For more information, please visit our website at www.brookfield.com or contact:
Forward-Looking Statements
Note: This news release contains "forward-looking information" within the meaning of Canadian provincial securities laws and "forward-looking statements" within the meaning of Section 27A of the U.S. Securities Act of 1933, as amended, Section 21E of the U.S. Securities Exchange Act of 1934, as amended, "safe harbor" provisions of the United States Private Securities Litigation Reform Act of 1995 and in any applicable Canadian securities regulations.

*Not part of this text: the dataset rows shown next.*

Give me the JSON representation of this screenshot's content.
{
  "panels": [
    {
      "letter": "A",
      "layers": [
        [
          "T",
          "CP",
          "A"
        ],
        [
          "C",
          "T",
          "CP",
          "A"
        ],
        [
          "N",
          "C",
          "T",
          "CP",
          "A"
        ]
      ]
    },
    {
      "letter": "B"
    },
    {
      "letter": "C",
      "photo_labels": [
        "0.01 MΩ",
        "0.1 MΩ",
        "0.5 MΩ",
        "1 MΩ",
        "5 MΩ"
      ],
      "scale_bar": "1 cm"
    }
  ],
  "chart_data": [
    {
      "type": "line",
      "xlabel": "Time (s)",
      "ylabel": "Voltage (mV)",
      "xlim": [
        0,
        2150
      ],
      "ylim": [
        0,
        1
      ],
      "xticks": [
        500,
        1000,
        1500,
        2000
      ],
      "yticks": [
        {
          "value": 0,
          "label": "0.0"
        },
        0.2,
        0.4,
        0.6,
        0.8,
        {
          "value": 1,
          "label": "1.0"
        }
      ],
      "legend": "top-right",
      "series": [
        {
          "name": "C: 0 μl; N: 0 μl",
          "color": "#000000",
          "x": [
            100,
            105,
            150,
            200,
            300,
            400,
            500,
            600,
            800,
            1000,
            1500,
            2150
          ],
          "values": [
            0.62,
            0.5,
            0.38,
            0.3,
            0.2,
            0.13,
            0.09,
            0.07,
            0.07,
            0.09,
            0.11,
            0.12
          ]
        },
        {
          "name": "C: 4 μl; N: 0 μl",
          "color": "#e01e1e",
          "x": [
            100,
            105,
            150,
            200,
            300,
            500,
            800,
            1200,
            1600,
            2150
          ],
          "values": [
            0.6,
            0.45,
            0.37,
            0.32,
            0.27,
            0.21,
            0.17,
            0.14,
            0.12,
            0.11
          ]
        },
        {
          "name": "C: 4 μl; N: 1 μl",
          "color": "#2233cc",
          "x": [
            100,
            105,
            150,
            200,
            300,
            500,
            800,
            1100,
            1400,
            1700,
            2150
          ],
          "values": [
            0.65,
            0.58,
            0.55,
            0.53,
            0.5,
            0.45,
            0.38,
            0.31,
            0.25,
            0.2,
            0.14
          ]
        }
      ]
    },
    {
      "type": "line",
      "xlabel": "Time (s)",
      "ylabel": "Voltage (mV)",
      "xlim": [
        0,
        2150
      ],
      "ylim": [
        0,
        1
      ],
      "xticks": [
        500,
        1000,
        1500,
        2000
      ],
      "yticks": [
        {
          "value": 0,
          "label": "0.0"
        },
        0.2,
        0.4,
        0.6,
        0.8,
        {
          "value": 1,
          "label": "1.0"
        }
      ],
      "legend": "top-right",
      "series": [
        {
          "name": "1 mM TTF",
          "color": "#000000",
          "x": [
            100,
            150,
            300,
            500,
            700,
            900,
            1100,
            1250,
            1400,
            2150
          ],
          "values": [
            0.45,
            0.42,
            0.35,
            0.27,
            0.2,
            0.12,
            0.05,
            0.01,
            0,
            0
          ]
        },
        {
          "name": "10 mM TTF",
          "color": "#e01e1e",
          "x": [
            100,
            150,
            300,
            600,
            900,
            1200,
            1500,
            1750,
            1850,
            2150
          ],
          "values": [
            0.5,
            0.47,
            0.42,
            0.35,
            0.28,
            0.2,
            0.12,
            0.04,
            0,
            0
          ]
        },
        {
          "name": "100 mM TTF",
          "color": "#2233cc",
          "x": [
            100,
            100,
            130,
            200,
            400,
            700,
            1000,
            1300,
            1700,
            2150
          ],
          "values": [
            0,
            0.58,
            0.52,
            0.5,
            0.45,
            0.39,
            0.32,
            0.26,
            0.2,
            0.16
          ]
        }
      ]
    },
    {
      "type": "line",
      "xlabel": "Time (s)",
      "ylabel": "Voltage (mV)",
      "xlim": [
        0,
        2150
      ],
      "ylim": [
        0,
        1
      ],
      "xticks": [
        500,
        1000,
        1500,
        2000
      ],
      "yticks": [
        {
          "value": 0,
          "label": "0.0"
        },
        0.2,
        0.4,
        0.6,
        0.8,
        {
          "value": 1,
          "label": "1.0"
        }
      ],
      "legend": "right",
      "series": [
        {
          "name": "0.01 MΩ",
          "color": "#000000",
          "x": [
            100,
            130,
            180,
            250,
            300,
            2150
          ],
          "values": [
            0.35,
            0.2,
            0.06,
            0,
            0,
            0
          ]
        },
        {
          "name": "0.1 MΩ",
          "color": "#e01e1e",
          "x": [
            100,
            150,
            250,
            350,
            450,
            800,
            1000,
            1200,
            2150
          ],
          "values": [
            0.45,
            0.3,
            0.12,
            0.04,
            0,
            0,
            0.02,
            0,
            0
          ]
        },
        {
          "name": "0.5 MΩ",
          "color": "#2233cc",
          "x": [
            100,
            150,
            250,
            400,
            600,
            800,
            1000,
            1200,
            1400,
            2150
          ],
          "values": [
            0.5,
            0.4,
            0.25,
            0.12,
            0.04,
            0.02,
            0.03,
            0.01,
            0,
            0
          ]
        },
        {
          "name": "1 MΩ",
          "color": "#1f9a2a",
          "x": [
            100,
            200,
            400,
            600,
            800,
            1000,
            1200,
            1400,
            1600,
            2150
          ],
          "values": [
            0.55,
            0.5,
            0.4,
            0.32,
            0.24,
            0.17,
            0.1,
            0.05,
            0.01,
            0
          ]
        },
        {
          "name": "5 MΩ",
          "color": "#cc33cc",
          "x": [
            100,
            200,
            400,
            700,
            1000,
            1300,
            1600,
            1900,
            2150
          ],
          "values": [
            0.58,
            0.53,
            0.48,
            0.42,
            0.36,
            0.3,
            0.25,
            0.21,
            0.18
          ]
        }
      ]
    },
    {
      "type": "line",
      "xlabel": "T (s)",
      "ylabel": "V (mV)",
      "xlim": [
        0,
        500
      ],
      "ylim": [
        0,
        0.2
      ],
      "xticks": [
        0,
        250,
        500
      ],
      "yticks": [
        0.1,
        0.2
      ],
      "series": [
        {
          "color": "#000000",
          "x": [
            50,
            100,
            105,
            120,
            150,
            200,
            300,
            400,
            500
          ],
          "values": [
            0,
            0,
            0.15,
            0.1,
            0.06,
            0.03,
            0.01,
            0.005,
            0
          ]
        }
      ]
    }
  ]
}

The words “proposed”, “believe”, conditional verbs such as "will", “may” and derivations thereof and other expressions that are predictions of or indicate future events, trends or prospects and which do not relate to historical matters identify forward-looking statements.
Forward-looking information in this news release includes statements with regards to potential future purchases by Brookfield of its Class A Preference Shares pursuant to the company’s normal course issuer bid and automatic share purchase plan. Although Brookfield believes that the anticipated future results or achievements expressed or implied by the forward-looking statements and information is based upon reasonable assumptions and expectations, the reader should not place undue reliance on forward-looking statements and information because they involve known and unknown risks, uncertainties and other factors which may cause the actual results, performance or achievements of the company to differ materially from anticipated future results, performance or achievement expressed or implied by such forward-looking statements and information.
Factors that could cause actual results to differ materially from those contemplated or implied by forward-looking statements include: general economic conditions; interest rate changes; availability of equity and debt financing; the performance of the Class A Preference Shares or the stock exchanges generally; and other risks and factors described from time to time in the documents filed by the company with the securities regulators in Canada and the United States including in Management’s Discussion and Analysis under the heading “Business Environment and Risks”. The company undertakes no obligation to publicly update or revise any forward-looking statements or information, whether as a result of new information, future events or otherwise.